I’m kind of a nitwit in social situations. Consider last spring (or was it summer?), when I was at a party in New York, I met Justin Chapple. A bunch of us chatted casually over cocktails in our friend’s backyard, but I found out later he is the Mad Genius over at Food & Wine and he’s on television and all that good stuff. After I found that out, I’d hoped that I didn’t have any stray ear hairs or say something inappropriate, which happens a little too-often to me at parties. (Hence the dwindling lack of invitations in my mailbox.)
But he’s got some serious feathers in his cap, including being an absolute genius for his recipe for Cacio e Pepe Pasta Pie, which looked amazing on the Food & Wine website. For some reason, I had a bag of spaghetti in my kitchen cupboard which I’d been looking at for the past few months. I think I was planning on making spaghetti and meatballs, but the project eventually moved to the back burner – or drawer. So I decided to give the Spaghetti Pie a try.
Traditionalists can relax because I’ve recast it a bit, and it’s been redubbed Spaghetti Pie, or maybe Torte. (Because I didn’t want to get into any more trouble.) Like the original Cacio e pepe pasta, which relies on pecorino cheese and lots of freshly ground black pepper for flavor, this pie (or torte) has additional cheese to make it more substantial, and so it’s sliceable when baked. I used mostly French cheeses which take it even further from its semi-Italian roots, but it was absolutely delicious, no matter what cheese I swapped out, or what you want to call it. Being popular is overrated. (Well, from what I hear…)
I don’t normally buy cheese at the supermarket in France, since I like to support the fromagers at the markets, but it was one of those on-a-hunch meals, and I didn’t have much of a choice. If you look selectively, you can get decent cheeses at the supermarket not only in France, but in the United States as well. Comté is a reliably good choice that’s always available, and I was surprised to find pecorino, which isn’t so widely available. I augmented them with a soft mountain-style tomme, a catch-all term used to describe any number of mountain cheeses in France. This one was similar to Fontina (it’s the one in the middle, above), which gave it a dense, yet creamy texture.
I was a bit skeptical – which may be another reason people move away from me at parties – when I stirred the warm pasta into the milk, eggs and cheese, I tasted a few forkfuls because it looked so good, and had a hard time stopping myself and added it to the baking pan before I polished the giant pot of pasta off.
But later, when I unmolded the spaghetti pie from the pan, I was happily surprised at how beautiful it was. After it cooled a bit, I plunged my knife in and cut off a wedge and tasted it again. Sure enough, it was even better than it was before. Justin may be the mad genius, but I was a happy diner.
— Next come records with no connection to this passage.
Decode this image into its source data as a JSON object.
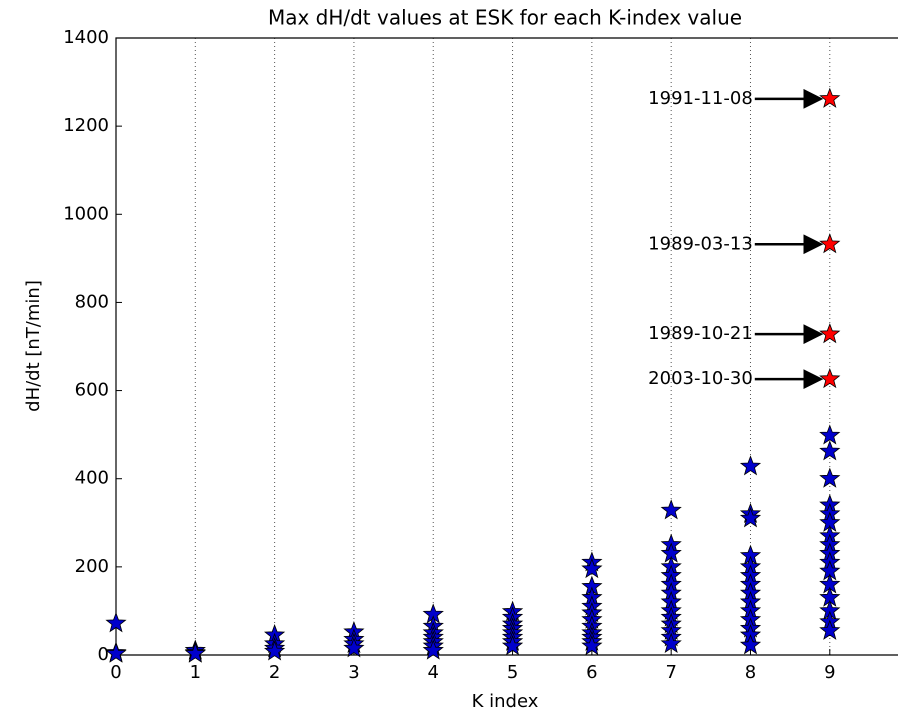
{
  "chart_data": {
    "type": "scatter",
    "title": "Max dH/dt values at ESK for each K-index value",
    "x_label": "K index",
    "y_label": "dH/dt [nT/min]",
    "series": [
      {
        "name": "Max dH/dt",
        "color": "#0000cc",
        "x": [
          0,
          0,
          0,
          1,
          1,
          1,
          2,
          2,
          2,
          2,
          3,
          3,
          3,
          3,
          4,
          4,
          4,
          4,
          4,
          4,
          4,
          5,
          5,
          5,
          5,
          5,
          5,
          5,
          5,
          6,
          6,
          6,
          6,
          6,
          6,
          6,
          6,
          6,
          6,
          6,
          6,
          7,
          7,
          7,
          7,
          7,
          7,
          7,
          7,
          7,
          7,
          7,
          7,
          7,
          7,
          8,
          8,
          8,
          8,
          8,
          8,
          8,
          8,
          8,
          8,
          8,
          8,
          8,
          8,
          9,
          9,
          9,
          9,
          9,
          9,
          9,
          9,
          9,
          9,
          9,
          9,
          9,
          9,
          9,
          9
        ],
        "values": [
          72,
          5,
          3,
          10,
          5,
          3,
          45,
          25,
          15,
          8,
          52,
          35,
          25,
          15,
          92,
          65,
          50,
          40,
          30,
          20,
          10,
          98,
          85,
          70,
          60,
          50,
          40,
          30,
          20,
          210,
          195,
          155,
          130,
          110,
          95,
          80,
          65,
          50,
          40,
          30,
          20,
          328,
          250,
          230,
          200,
          180,
          160,
          140,
          120,
          100,
          85,
          70,
          55,
          40,
          25,
          428,
          320,
          310,
          225,
          200,
          180,
          160,
          140,
          120,
          100,
          80,
          60,
          45,
          22,
          498,
          462,
          400,
          340,
          320,
          300,
          270,
          250,
          230,
          210,
          190,
          160,
          130,
          100,
          75,
          55
        ]
      }
    ],
    "annotations": [
      {
        "label": "1991-11-08",
        "x": 9,
        "y": 1262
      },
      {
        "label": "1989-03-13",
        "x": 9,
        "y": 932
      },
      {
        "label": "1989-10-21",
        "x": 9,
        "y": 728
      },
      {
        "label": "2003-10-30",
        "x": 9,
        "y": 626
      }
    ],
    "annotation_color": "#ff0000",
    "xlim": [
      0,
      10
    ],
    "xticks": [
      0,
      1,
      2,
      3,
      4,
      5,
      6,
      7,
      8,
      9
    ],
    "ylim": [
      0,
      1400
    ],
    "yticks": [
      0,
      200,
      400,
      600,
      800,
      1000,
      1200,
      1400
    ],
    "xgrid": true
  }
}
This is the perfect dish to go with the quintessential salad that recipe writers often suggest to accompany a filling or carbo-forward main course, such as this. I tossed up a lively salad of winter greens with radicchio, Belgian endive, and watercress in a mustardy vinaigrette and served it with a light red wine. I’ve taken to adding a handful of toasted pumpkin seeds to my salads to give them a bit of nutty crunch. Due to their slender shape, they meld very well with salads, just like this peppery pasta melded to a crispy, golden pie (or torte) in my oven.